Monday, December 10, 2012

Astray



Emma Donoghue

Short stories intrigue me. Will I be absorbed quickly enough and my interest sufficiently engaged? Will I be willing to separate from these brief relationships to move on to the next? With Emma Donoghue’s collection, the answer is yes. She repeatedly delivers engaging stories and quirky characters.

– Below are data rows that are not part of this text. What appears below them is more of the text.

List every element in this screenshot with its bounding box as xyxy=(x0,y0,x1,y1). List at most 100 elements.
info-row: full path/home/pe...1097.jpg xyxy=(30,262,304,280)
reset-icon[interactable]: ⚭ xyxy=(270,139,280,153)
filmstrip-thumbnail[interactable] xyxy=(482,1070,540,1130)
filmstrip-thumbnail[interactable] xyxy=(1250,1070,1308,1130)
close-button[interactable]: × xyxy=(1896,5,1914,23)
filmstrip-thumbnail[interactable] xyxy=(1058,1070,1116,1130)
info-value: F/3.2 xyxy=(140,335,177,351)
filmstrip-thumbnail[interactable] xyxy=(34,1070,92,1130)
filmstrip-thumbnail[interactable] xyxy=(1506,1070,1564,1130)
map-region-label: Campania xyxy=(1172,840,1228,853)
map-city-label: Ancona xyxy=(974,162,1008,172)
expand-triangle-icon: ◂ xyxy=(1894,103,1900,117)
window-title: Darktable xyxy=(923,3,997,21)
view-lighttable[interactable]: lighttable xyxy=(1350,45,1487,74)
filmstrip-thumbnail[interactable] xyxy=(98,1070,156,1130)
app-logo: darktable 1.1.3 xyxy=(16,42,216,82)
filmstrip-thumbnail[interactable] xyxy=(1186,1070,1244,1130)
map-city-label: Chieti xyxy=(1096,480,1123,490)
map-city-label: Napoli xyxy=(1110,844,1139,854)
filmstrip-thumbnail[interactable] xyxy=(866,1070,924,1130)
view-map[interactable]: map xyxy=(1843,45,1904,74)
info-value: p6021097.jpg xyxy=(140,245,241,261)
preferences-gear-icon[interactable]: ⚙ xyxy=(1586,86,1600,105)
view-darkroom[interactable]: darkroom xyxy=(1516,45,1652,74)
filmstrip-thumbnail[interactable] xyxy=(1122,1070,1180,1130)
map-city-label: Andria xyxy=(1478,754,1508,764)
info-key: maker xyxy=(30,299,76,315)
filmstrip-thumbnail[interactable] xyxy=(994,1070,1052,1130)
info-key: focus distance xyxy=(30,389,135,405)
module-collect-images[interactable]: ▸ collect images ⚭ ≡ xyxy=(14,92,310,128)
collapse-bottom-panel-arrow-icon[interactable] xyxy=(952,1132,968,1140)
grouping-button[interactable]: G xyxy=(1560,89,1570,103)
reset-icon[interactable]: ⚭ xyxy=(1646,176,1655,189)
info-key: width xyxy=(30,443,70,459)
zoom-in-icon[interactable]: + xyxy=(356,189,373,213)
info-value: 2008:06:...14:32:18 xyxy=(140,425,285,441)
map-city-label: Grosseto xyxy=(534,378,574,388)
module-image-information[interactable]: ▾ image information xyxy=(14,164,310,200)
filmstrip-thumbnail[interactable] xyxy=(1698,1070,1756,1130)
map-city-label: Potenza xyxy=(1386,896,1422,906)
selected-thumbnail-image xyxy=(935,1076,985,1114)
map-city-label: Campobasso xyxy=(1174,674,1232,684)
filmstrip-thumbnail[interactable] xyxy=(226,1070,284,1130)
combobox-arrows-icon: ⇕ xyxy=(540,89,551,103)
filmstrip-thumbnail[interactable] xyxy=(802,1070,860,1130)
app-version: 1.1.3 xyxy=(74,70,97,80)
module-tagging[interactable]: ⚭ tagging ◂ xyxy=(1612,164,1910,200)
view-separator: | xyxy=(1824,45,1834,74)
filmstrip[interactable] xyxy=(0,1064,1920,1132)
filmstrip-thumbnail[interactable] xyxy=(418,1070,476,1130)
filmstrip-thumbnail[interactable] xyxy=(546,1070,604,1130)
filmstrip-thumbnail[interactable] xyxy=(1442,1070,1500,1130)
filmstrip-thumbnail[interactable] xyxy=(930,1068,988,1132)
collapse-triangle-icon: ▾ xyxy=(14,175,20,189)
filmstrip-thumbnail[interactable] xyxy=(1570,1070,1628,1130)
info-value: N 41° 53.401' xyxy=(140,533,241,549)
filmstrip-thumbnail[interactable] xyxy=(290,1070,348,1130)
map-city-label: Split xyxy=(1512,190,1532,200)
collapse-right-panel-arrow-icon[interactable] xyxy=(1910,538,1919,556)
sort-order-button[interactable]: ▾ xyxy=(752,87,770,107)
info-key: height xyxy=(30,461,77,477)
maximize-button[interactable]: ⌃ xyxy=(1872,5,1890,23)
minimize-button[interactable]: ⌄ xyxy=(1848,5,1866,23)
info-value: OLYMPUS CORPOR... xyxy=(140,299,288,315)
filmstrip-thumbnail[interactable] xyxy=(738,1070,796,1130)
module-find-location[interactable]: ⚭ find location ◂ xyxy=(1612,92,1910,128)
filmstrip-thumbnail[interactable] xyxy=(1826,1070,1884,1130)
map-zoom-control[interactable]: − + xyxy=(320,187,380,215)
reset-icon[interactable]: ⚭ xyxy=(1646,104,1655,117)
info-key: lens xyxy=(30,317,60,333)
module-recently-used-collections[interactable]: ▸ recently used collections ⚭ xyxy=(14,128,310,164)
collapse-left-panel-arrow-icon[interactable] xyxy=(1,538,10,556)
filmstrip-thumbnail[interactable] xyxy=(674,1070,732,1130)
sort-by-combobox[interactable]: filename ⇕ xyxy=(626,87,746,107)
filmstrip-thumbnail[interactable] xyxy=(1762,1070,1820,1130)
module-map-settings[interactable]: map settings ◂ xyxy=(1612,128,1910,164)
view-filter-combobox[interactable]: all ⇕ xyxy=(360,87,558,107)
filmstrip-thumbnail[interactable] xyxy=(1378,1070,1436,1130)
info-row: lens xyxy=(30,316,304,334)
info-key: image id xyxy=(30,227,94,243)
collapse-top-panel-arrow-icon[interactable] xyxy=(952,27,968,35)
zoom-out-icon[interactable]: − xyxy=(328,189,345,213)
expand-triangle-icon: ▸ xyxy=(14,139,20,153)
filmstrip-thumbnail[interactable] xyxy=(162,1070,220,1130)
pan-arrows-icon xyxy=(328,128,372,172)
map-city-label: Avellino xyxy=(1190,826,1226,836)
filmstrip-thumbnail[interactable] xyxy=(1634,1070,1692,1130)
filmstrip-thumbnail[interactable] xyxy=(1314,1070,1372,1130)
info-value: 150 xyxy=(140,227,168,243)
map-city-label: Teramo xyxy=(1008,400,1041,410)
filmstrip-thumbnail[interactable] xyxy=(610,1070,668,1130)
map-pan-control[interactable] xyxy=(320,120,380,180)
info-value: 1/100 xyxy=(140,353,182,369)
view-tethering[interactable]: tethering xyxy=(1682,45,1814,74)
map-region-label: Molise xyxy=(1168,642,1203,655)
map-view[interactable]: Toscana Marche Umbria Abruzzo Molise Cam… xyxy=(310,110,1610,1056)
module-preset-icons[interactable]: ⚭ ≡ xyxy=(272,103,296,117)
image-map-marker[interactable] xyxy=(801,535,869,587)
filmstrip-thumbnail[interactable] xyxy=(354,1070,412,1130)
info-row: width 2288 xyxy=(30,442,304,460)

Donoghue is a highly talented author and I was impressed with how readily she hooked me. Her stories are about transitions: departures, being in transit, arrivals, and aftermaths. All are occasions when people are vulnerable. Many of the characters were not ones I would typically seek out: “gold miner, counterfeiter, slave, dishwasher, prostitute, attorney, sculptor, mercenary, elephant, corpse,” as the book jacket highlights. Donoghue’s fertile imagination creates these characters by building on brief newspaper clippings that inspired these tales. The clippings were written between 1639 and 1967, with most from the 1800s, and include settings in London, Texas, Louisiana, the Yukon, and Newmarket, Ontario. I would encourage readers to avoid checking the newspaper reports that follow each story until after they read the tale itself. Personally, I like to remain in discovery mode during a story, so I preferred the additional enlightenment at their conclusion.

These helicopter vignettes enjoyably pass the time and prompt me to be watchful for Ms. Donoghue’s next publication.